To be honest, my first few experiences at UCSD as a freshman were very impersonal. It seems that I was somehow lost in the shuffle on incoming students and didn't receive vital information about Welcome Week. Because I was a student commuting from home, I didn't have a lot of initial contact that many freshmen might have and I felt disconnected. I think that people understand UCSD the more time they spend at the university.

Physically, San Diego is the second-largest campus in the University of California system (Davis is largest). Among the many things that UCSD operates, it runs two medical centers, four natural reserves, a medical school, an engineering school, an oceanography school, a fleet of ocean-going research vessels, an aquarium, two student centers, an international relations school, six libraries, a theater complex, a supercomputer complex, three athletic facilities, a university extension, three art galleries, a crafts center, a police department, a post office, an outdoor art collection. The university is the largest single employer in San Diego County. Whew.
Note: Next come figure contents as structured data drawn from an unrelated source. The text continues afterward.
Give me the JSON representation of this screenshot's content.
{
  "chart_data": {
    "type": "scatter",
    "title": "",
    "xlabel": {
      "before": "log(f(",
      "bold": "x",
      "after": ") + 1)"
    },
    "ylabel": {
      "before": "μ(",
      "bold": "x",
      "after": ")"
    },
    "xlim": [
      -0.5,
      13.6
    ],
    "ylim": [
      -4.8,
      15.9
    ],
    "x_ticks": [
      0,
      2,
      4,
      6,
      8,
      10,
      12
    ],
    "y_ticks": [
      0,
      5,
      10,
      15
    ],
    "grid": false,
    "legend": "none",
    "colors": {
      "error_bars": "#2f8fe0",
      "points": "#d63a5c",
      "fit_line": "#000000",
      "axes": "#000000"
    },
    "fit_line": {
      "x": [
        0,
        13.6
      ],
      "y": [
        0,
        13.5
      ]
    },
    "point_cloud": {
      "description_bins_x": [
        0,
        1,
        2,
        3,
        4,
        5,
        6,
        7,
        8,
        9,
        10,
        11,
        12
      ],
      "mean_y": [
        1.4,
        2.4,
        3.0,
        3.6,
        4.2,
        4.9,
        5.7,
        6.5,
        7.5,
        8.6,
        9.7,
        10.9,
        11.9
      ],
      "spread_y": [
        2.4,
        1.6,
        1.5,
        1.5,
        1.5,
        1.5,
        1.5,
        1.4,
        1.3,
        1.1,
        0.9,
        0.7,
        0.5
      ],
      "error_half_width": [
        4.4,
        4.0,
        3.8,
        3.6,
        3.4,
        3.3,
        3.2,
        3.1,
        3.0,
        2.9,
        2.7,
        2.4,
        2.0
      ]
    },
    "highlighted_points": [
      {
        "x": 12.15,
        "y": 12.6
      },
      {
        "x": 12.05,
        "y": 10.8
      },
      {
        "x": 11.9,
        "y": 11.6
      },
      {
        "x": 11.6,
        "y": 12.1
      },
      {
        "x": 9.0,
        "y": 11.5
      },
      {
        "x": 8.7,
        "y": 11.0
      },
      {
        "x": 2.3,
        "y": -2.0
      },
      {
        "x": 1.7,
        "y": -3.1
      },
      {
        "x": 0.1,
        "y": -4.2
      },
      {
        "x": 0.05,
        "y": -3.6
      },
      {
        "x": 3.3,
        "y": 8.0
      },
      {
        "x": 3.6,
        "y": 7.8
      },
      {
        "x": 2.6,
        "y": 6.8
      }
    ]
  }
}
One can look at all of the things that the university accomplishes and ignore the people that make it happen. It is easy to look at the beautiful campus placed atop a eucalyptus tree-covered bluff overlooking the Pacific Ocean and forget that it took the efforts of thousands of people to make it possible. The people that I have met are energetic and like working at UCSD. Many of them have been shapers of the university's history. All of them contribute to the functioning of the university.

Academically, I have found it easy to get access to my professors in my major. The staff people in communication department are easy going and understanding. In a general education class of 300, it's difficult to reach the professor. Kudos goes out to the teaching assistants that bridge the gap between the student and the professor.

Since my tenure at the Guardian, I have continued to explore the many different aspects of the university. One of the things that have made it easier to comprehend the complexity of UCSD is the college system. The five colleges are modeled after those in Oxford and Cambridge. They divide the undergraduate population into more manageable bodies of around 3,000 people each. Each of the colleges has a distinct personality and graduation requirements. I was most fortunate to choose Thurgood Marshall College. Marshall College, previously known as Third College, was named in 1994 after the late Supreme Court Justice.

Because the undergraduates are separated into the five colleges, it is easier to meet with administrators with your college. I have had many terrific conversations with the administrators at my college. I don't know if this would be possible if I went to a school with 30,000 students.

Student organizations play another important part of life on this campus. There are enough people here to support more than 200 different organizations. I have had the unique honor of founding two such organizations (Triton Tide and the Journalism Club). The musicians in the Pep Band and staff at the Guardian have all helped me in my development as a member of society.

Thanks must go out to the California taxpayers for they have helped to make an excellent college education decently affordable. Although some might complain, fees at UCSD cost only about $4,000 a year -- a very good price for a top-of-the-line education.

I recently looked back at the colleges that I was accepted to during high school. I cannot imagine what my life experience would be like without my years at UCSD. Some of the schools that I was accepted to might have been ranked higher in the U.S. News and Reports rankings, but I like to think that I have found a place for myself at UC San Diego.

So to the regents that we write checks to, the staff members and administrators that make the university function, to the professors, TAs, and the other students that make learning fascinating, thank you from a very grateful senior who is honored to attend such a wonderful school.